И я послушалась. Слим заказал выпивку по второму кругу, и я увлекла его назад — в то время, когда наши родители отправились отдыхать. Они решили развлечься на каком-то сафари, слишком опасном для нас с братом.

— Мы отдыхали тогда в Италии, у друзей нашей семьи, — начала я. — У них была вилла, стоявшая прямо на берегу озера Комо. Вокруг сплошь заросшие лесом горы, а у их подножия — деревеньки. Особо нас радовало наличие прогулочного катера.

— Звучит красиво.

— Да, она была самая настоящая красавица.

— Лодка?

— Дочка наших друзей. Единственный ребенок в семье. Ровесница Павлова, но превосходила его по всем остальным параметрам. Длиннющие ноги и огромные ресницы. Копна черных волос и шоколадного цвета глазищи, предмет ее особой гордости. Они плавили сердце моего брата всякий раз, стоило девушке глянуть в его сторону. Чем она и занималась довольно часто.
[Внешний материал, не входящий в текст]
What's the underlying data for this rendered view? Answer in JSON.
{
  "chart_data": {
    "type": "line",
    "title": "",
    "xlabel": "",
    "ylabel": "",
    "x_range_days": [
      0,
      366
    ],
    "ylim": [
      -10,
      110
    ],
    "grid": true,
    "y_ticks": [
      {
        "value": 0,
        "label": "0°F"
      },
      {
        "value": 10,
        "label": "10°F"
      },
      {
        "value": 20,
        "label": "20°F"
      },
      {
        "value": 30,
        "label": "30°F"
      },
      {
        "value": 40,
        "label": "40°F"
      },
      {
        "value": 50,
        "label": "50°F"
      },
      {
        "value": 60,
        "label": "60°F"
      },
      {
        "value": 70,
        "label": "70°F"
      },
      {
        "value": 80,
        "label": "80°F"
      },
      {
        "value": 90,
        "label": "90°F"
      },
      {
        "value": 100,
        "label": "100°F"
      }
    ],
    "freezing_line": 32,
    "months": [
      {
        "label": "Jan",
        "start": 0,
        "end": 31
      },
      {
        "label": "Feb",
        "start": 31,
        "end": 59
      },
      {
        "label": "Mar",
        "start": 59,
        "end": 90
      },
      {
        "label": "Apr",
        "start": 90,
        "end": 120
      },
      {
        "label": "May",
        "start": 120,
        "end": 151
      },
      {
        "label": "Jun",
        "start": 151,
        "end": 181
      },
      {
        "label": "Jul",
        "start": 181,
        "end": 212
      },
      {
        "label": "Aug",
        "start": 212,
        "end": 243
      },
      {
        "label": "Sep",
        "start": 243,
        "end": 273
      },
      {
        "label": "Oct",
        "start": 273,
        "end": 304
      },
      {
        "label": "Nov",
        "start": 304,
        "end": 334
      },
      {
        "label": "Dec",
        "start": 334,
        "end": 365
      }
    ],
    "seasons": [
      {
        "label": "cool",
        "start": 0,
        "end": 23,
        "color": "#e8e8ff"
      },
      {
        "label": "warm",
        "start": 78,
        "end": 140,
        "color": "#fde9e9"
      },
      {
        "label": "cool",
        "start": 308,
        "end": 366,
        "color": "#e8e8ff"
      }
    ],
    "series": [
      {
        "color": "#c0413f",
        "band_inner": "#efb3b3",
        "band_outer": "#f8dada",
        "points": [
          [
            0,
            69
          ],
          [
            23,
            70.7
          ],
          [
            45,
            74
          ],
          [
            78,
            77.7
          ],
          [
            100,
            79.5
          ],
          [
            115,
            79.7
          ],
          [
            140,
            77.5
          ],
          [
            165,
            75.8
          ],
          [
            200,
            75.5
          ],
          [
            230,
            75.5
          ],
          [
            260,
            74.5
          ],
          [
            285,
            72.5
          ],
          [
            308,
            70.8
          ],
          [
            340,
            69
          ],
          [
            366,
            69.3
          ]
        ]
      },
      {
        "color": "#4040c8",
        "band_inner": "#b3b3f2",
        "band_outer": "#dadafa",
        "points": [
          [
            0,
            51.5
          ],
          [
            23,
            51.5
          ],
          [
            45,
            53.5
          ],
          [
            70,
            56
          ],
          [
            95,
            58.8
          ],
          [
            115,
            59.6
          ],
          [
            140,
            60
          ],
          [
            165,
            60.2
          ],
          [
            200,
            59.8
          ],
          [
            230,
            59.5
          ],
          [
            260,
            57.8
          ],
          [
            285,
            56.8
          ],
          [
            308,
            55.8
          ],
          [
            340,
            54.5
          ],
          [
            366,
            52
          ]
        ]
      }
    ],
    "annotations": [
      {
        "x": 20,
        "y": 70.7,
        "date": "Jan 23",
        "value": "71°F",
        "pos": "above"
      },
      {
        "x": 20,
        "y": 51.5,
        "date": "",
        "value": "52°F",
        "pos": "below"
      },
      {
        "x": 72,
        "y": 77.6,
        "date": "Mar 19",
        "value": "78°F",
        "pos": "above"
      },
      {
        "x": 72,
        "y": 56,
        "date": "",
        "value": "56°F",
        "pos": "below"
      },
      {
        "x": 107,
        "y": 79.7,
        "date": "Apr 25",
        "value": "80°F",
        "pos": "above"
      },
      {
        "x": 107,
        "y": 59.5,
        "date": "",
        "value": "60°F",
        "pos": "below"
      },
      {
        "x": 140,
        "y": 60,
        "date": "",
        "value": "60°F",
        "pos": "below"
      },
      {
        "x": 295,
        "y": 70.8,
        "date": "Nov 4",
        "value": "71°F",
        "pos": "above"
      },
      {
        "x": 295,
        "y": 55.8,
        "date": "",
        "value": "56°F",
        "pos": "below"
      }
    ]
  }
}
Но я думаю, что делала она это в основном потому, что красавицу слегка расстраивало, как парень ведет себя в ее присутствии. Откровенно говоря, он больше смахивал на привидение. Пытался завязать контакты, конечно, но ничего у него не выходило. Скажем так: их разделял не только языковой барьер.

— Чувствую, повесть о великом конфузе не обманет моих ожиданий, — говоря это, Слим запустил руку в гнездо своих волос и встряхнулся, словно пес после ливня. — Кишками чую.

— Отец девушки пообещал устроить нам напоследок прогулку по озеру, и я враз поняла, что Павлов захочет воспользоваться своим последним шансом покорить сердце красотки. Накануне вечером он не мог уснуть, так взбудоражила его перспектива провести день на озере рядом с любимой. Бедняга побелел как мел еще до того, как ступил на палубу.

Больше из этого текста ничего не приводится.